Type
E52
- Description détaillée des
amménagements.
Cette
page a pour but de décrire de manière
détaillée l'intérieur des "rapides", et plus exactement le type E52. (Normand,
Picard, Gascon, Lorrain, Bourguignon, Champenois, Savoyard, Breton, Basque, Agenais et
Béarnais)
en
se
basant sur les plans mis en ligne sur le site du Service historique de
la défense à Chatellerault.
La visite va
commencer par
les fonds. Petite remarque avant de commencer, cette description
concerne la configuration du type au lancement du PICARD qui était la tête de série, des
modifications substancielles seront par la suite apportées à cette
série qui était la plus importante en nombre d'unités, en effet avec les escorteurs d'escadre, les
escorteurs rapides ont
beaucoup profité de l'expérience du
précédent conflit, surtout au niveau du confort
de
l'équipage, de même certains E52 comme les Agenais, Basque,
Béarnais ou Breton, seront
équipés du bloc passerelle agrandi et mieux
protégé.
Soutes
et coquerons à la flottaison.
Comme
tous les types d'escorteurs rapides, au-dessus des hélices,
on trouve une soute
à vivres suivie de la soute à munitions de 57mm
arrière. Dans la tranche suivante, à babord le
local de
pointage des groupes arrière, au milieu le pc de 57mm et
à tribord un local de pompes et une soute à
roquettes
éclairantes.
Ensuite
deux soutes à mazout encadrant une
autre soute de munitions de 57mm. Puis à babord la soute du
maître cannonier, au milieu une autre soute à munitions de
57mm puis à tribord la soute du maître électricien.

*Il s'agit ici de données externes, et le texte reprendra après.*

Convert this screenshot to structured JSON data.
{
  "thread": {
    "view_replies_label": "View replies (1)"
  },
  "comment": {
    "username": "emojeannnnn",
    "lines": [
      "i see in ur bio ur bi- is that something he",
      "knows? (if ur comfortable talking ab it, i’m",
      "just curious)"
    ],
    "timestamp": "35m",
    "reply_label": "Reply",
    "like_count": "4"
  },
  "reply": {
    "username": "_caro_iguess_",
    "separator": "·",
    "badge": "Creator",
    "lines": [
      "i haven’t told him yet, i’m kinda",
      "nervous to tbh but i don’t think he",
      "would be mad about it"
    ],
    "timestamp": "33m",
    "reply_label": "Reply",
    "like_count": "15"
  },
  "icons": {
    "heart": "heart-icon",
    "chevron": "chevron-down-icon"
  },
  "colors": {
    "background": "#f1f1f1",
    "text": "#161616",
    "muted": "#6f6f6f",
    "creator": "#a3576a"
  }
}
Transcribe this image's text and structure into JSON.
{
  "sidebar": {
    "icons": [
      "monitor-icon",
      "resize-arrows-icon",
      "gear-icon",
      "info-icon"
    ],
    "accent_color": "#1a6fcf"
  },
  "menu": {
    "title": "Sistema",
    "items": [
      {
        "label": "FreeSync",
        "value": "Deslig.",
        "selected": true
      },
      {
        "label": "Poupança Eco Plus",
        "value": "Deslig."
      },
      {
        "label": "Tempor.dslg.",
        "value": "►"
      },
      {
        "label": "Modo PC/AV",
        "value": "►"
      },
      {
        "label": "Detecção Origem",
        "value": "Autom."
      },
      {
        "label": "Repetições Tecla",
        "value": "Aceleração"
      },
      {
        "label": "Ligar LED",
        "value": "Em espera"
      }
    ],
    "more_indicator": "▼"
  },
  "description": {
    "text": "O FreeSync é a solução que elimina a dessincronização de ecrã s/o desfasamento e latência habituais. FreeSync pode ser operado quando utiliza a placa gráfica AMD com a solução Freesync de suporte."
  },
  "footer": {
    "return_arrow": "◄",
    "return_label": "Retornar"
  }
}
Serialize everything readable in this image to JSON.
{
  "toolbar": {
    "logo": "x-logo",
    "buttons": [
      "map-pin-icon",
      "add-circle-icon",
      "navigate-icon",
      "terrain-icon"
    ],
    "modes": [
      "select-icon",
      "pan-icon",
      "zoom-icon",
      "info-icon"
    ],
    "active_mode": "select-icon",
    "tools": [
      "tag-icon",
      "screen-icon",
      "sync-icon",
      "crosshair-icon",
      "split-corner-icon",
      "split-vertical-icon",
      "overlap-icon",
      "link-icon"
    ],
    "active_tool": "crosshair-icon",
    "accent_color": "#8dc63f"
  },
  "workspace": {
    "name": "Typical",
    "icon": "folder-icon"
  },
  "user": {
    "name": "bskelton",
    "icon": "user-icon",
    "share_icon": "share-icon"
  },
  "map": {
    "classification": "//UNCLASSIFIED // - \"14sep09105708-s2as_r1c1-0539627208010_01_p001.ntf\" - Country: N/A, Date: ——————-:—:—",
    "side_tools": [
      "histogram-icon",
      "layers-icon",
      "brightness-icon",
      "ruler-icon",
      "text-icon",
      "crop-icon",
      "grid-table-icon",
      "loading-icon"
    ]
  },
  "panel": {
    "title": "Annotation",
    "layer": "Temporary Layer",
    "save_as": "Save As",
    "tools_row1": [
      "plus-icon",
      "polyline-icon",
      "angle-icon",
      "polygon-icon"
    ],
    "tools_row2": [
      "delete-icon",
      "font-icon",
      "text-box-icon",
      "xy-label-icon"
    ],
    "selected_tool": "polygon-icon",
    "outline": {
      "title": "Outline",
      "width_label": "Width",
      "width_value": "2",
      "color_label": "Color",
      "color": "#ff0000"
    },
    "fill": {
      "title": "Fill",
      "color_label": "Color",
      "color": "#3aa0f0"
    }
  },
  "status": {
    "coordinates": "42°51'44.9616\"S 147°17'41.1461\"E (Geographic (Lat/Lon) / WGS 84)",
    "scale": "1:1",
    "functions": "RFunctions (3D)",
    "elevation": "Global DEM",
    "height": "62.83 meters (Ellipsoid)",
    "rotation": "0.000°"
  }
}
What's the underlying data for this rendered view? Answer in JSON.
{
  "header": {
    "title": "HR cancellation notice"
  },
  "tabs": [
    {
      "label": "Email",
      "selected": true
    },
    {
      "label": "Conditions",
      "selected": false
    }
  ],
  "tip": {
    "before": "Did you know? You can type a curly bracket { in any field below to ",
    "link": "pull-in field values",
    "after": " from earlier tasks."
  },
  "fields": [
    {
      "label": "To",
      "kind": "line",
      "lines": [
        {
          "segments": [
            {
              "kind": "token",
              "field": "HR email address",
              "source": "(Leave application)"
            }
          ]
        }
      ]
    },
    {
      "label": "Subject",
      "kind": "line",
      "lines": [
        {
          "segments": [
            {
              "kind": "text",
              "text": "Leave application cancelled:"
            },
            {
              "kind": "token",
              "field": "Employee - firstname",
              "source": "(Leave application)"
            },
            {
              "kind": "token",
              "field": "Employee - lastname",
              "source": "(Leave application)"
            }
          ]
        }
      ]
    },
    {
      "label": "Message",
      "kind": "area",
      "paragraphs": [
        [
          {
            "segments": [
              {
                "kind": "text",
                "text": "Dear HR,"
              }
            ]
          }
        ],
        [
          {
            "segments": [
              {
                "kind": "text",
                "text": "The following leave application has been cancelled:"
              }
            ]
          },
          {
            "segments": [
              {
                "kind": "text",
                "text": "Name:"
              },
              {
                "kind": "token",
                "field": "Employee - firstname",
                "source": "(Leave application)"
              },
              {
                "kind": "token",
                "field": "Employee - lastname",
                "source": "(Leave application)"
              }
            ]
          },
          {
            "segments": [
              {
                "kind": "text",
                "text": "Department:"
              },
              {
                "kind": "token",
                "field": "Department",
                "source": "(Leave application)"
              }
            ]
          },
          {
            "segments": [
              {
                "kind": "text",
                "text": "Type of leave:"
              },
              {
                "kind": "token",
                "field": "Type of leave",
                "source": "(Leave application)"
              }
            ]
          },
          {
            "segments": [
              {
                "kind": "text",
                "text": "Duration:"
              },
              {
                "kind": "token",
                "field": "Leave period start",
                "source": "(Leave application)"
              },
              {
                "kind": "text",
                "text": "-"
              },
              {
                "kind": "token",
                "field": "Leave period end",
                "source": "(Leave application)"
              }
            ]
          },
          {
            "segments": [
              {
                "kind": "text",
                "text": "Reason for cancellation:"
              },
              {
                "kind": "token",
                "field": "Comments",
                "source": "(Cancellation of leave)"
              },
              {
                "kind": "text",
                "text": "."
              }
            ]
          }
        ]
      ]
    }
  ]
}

Suit la soute du maître torpilleur, encadré par des soutes
à mazout. A babord et tribord passent les tunnels des arbres
d'hélices. Les deux autres tranches
sont
occupées par les locaux machines et
chaudières. 2 groupes
élèctrogènes diésel
se trouvent dans le local machine juste devant les
réducteurs et les condenseurs principaux. Puis des
soutes à gaz-oil et à mazout.
Dans
la tranche suivante, on trouve à babord le groupe de pointage de
57mm, le local du lock et une soute TSF à babord, une soute
detecteur et une soute à couchages et hamacs à tribord.
Suivent une soute à munitions de 57mm, une soute à
munitions de 20mm puis la soute du maître fusilier.
Vient
ensuite une
soute de
pompes du noyage à babord, le sonar et un local "ASDIC".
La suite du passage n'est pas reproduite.